Retour en Birmanie, sur les rives de l’Irrawady. Comme je l’ai écrit précédemment, notre mini croisière fluviale nous a offerts quelques belles escales dont une à Yandabo réputé pour la fabrication de poteries. Poursuivant ma série consacrée à l’artisanat birman, c’est une ballade dans ce village que je vous propose aujourd’hui. Situé à quelques mètres à peine des berges qui fournissent l’argile nécessaire à la fabrication des poteries, il compte quelques 350 maisons. Une trentaine de familles exercent le métier de potier tandis que les autres sont pêcheurs, fermiers ou pratiquent des activités liées à la fabrication des pots.
La visite de cet atelier village nous projette une fois de plus dans une époque révolue de longue date pour nous autres occidentaux. La totalité de la surface du village est dédiée à la fabrication de jarres en terre qui serviront à stocker de l’eau et de la nourriture. Dans bon nombre de régions du pays, elles remplacent les frigos et permettent la conservation de nombreuses denrées.
Les femmes jouent un rôle très actif dans la fabrication des poteries. Ce sont elles qui façonnent la terre sur un tour actionné à la jambe par une autre d’entre elles. Les mouvements de celle qui fait office de moteur sont lestes, sans effort. Elle bavarde, plaisante avec la potière ou enguirlande son gamin qui taquine un cochon quelques mètres plus loin. Tout à coup, avec un grand sourire, elle invite un touriste à prendre sa place pour actionner le tour. L’homme se prête volontiers au jeu sans se douter qu’il provoquera l’hilarité des villageois. C’est que face à l’aisance des Birmanes et à l’apparente facilité du geste, on n’imagine pas à quel point l’exercice est physique et technique.
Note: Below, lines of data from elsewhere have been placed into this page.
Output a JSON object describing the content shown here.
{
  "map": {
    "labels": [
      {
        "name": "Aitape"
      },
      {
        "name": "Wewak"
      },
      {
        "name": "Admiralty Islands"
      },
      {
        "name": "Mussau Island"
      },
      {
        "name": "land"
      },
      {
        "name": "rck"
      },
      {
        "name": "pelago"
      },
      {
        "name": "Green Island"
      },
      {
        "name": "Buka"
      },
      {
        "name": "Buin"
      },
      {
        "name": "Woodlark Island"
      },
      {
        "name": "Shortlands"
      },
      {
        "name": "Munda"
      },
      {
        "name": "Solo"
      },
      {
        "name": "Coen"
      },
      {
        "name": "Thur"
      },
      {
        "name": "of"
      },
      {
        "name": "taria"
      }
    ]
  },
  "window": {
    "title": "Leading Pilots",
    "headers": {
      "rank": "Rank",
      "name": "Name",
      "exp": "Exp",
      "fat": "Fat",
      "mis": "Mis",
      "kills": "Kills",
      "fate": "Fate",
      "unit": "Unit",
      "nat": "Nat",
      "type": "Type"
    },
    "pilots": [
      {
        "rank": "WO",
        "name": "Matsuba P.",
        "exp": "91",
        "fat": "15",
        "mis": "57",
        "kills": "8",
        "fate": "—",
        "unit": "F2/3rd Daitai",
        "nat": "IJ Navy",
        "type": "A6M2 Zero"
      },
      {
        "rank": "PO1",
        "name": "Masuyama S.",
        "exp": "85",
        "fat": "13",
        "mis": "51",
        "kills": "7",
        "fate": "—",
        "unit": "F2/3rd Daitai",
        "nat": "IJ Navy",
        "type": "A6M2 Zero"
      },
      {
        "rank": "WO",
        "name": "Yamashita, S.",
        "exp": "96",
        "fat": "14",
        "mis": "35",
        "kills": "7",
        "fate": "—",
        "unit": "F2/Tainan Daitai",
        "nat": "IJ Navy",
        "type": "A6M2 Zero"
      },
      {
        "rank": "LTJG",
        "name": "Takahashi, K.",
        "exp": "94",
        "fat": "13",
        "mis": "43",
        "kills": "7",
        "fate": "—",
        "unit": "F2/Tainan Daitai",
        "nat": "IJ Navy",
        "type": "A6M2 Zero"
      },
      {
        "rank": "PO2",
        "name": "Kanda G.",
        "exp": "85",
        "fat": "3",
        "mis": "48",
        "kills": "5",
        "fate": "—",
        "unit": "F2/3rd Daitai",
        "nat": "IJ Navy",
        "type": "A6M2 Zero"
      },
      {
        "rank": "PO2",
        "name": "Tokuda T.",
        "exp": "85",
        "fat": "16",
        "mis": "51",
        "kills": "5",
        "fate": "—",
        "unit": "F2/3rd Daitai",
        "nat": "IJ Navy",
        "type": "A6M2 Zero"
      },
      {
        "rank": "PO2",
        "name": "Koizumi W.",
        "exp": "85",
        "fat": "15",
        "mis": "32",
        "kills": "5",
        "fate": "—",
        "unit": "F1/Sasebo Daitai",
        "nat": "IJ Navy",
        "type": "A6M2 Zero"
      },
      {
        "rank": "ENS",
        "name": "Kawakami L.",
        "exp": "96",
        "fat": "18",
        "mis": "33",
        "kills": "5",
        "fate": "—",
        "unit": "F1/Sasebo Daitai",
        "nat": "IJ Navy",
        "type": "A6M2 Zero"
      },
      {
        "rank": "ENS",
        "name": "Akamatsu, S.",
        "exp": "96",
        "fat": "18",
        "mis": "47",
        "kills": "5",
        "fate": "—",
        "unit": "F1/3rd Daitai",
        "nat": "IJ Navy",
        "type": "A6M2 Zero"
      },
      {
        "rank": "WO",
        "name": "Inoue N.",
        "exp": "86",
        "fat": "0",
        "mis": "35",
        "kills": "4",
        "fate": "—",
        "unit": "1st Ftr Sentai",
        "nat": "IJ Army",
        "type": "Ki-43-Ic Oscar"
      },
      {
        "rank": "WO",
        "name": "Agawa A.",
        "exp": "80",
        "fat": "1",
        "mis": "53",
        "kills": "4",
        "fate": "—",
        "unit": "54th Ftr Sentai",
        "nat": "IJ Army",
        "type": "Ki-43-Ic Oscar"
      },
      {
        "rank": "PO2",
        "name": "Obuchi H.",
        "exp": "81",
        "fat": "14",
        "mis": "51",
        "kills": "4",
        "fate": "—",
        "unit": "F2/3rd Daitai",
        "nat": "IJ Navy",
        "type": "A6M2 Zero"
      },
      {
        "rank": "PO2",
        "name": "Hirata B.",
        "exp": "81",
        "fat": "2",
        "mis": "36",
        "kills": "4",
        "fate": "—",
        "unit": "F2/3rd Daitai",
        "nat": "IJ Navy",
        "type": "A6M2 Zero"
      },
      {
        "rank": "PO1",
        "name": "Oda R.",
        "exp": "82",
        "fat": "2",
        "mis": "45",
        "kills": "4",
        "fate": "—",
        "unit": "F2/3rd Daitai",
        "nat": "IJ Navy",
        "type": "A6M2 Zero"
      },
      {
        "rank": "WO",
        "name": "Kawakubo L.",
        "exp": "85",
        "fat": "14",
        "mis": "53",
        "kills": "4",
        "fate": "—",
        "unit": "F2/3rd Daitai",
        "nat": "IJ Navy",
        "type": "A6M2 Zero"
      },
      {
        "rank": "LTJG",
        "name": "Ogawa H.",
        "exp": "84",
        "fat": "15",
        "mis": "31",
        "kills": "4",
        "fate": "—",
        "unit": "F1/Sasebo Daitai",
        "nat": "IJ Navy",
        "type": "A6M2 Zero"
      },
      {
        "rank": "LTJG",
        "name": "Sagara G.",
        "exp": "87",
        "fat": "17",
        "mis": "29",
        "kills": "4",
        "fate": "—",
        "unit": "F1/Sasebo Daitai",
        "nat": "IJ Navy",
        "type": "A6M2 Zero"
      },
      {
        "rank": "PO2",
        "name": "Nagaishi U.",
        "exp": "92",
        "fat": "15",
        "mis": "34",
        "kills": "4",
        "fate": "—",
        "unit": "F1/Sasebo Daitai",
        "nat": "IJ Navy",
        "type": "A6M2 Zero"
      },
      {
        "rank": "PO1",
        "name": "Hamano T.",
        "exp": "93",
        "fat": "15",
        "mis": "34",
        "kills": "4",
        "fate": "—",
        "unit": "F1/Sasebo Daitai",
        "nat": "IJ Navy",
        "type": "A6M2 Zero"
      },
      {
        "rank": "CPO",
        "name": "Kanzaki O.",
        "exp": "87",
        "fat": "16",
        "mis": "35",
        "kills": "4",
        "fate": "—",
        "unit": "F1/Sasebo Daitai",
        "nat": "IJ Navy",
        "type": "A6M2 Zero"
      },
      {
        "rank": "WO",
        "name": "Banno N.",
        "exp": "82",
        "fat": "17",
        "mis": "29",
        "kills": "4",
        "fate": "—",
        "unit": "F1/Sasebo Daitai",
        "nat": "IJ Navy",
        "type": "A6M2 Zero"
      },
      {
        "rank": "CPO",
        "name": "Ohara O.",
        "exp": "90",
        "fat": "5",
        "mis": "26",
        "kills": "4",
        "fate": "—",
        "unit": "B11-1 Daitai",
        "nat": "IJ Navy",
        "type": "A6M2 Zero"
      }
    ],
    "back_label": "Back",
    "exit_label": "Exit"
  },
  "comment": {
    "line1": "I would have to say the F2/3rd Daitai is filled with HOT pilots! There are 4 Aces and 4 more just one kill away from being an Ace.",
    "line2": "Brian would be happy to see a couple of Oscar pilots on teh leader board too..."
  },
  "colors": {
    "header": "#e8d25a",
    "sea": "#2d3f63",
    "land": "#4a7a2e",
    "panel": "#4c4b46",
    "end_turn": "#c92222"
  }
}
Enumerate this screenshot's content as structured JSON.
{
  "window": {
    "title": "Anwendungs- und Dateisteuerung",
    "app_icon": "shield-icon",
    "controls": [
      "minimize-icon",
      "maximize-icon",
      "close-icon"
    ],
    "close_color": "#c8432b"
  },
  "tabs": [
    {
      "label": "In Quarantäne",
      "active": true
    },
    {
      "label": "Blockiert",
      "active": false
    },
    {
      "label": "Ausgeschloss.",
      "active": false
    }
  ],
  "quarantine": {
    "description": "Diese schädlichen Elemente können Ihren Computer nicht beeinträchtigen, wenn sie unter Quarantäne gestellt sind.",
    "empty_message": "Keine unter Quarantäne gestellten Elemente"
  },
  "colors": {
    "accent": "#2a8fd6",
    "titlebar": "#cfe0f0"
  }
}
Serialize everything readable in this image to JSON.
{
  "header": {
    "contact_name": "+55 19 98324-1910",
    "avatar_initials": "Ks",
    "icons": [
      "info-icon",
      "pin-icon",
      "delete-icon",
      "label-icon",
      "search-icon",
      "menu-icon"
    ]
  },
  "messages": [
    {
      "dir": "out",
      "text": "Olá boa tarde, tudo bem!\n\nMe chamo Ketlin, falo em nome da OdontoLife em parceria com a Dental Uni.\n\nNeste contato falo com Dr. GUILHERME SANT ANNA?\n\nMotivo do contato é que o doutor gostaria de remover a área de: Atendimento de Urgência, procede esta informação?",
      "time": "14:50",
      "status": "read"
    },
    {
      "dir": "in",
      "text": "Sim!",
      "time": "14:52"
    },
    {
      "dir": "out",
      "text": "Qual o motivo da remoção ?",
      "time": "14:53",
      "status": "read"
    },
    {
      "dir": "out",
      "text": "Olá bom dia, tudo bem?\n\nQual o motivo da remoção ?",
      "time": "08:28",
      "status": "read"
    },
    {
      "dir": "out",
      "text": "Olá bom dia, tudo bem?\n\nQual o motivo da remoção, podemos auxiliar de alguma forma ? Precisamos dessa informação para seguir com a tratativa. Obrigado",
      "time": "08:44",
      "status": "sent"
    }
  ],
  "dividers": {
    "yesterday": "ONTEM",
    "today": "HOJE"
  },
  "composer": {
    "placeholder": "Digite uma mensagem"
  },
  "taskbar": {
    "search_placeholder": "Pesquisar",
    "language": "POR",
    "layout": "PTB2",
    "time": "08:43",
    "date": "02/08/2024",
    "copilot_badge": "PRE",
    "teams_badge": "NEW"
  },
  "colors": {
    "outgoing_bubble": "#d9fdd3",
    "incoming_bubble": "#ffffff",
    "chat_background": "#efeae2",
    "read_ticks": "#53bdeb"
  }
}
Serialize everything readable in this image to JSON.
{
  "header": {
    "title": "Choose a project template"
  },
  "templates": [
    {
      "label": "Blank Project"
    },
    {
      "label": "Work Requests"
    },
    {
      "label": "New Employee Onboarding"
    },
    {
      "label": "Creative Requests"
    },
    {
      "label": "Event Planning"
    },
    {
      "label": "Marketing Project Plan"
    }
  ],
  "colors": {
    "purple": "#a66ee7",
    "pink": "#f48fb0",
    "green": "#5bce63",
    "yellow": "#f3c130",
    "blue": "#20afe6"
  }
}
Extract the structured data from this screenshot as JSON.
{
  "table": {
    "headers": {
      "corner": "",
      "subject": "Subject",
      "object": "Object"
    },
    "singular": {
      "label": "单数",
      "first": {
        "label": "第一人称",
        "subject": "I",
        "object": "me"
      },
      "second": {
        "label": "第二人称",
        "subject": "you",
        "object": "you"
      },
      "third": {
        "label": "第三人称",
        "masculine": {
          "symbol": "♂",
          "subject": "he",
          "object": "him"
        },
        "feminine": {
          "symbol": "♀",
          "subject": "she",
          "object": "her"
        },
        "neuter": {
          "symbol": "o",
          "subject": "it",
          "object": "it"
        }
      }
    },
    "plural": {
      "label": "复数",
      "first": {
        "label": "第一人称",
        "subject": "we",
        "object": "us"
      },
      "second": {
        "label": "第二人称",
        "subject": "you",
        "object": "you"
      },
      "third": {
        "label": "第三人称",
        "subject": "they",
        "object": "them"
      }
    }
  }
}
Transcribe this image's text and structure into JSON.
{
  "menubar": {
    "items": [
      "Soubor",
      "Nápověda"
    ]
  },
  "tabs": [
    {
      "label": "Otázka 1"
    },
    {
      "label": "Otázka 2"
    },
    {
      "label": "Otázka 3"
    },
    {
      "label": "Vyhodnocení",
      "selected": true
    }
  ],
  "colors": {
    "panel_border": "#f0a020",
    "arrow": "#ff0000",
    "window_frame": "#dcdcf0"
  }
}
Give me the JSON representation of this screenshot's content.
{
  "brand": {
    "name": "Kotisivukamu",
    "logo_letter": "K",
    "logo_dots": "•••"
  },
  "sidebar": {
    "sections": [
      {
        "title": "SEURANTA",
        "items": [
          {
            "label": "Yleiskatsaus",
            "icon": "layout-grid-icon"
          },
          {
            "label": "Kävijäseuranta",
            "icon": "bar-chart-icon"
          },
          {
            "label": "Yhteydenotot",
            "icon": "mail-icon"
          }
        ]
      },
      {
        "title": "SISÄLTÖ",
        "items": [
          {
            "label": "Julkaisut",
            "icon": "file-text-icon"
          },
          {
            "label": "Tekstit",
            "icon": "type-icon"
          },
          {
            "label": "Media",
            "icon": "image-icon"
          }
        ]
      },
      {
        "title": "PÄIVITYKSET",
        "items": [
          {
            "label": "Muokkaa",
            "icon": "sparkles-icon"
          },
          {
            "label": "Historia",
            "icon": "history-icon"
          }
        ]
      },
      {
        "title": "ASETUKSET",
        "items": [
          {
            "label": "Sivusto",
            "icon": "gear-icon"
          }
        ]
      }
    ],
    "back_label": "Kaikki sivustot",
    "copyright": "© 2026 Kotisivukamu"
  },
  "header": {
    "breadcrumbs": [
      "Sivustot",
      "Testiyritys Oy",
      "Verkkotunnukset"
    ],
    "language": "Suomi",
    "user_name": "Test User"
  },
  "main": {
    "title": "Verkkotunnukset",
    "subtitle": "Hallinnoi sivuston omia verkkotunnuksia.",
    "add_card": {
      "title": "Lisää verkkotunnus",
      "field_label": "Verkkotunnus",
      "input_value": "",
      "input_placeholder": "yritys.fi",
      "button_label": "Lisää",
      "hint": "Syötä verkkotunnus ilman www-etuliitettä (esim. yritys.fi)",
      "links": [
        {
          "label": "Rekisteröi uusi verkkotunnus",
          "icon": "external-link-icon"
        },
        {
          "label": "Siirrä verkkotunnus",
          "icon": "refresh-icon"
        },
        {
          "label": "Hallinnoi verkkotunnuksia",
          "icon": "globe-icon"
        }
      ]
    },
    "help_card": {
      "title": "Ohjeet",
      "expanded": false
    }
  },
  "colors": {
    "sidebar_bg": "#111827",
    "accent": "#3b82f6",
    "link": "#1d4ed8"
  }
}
Il nécessite, force, souplesse et régularité, faute de quoi la potière ne parviendra pas à tirer autre chose qu’un malheureux boudin biscornu de son bloc d’argile. Ces ouvrières sont redoutablement efficaces puisqu’elles peuvent fabriquer entre 30 et 50 pots par jour.
Après avoir séché au soleil, les pots sont réunis en un vaste tas recouvert d’un énorme monticule de paille et de bois auquel on mettra le feu. Ils cuiront pendant trois à quatre jours. De gris brun, ils passeront au rouge après la cuisson.
Nous avons visité ce village au début de la saison sèche. Tout l’espace était alors encombré de poteries de toutes sortes , de bois de feu et de volumineux tas de paille mais lors de la saison des pluies, l’eau du fleuve monte de plusieurs mètres faisant de Yandabo une agglomération sur pilotis. Difficile d’imaginer la physionomie des lieux lorsque les habitants sont contraints de rejoindre leurs habitations en pirogue…
Nous voila au terme de notre visite. La promenade et la vue de tous ces récipients vous ont peut-être donné soif…. Pas de problème, Yandabo compte aussi une taverne. Installez-vous confortablement, c’est ma tournée, je vous offre un pot!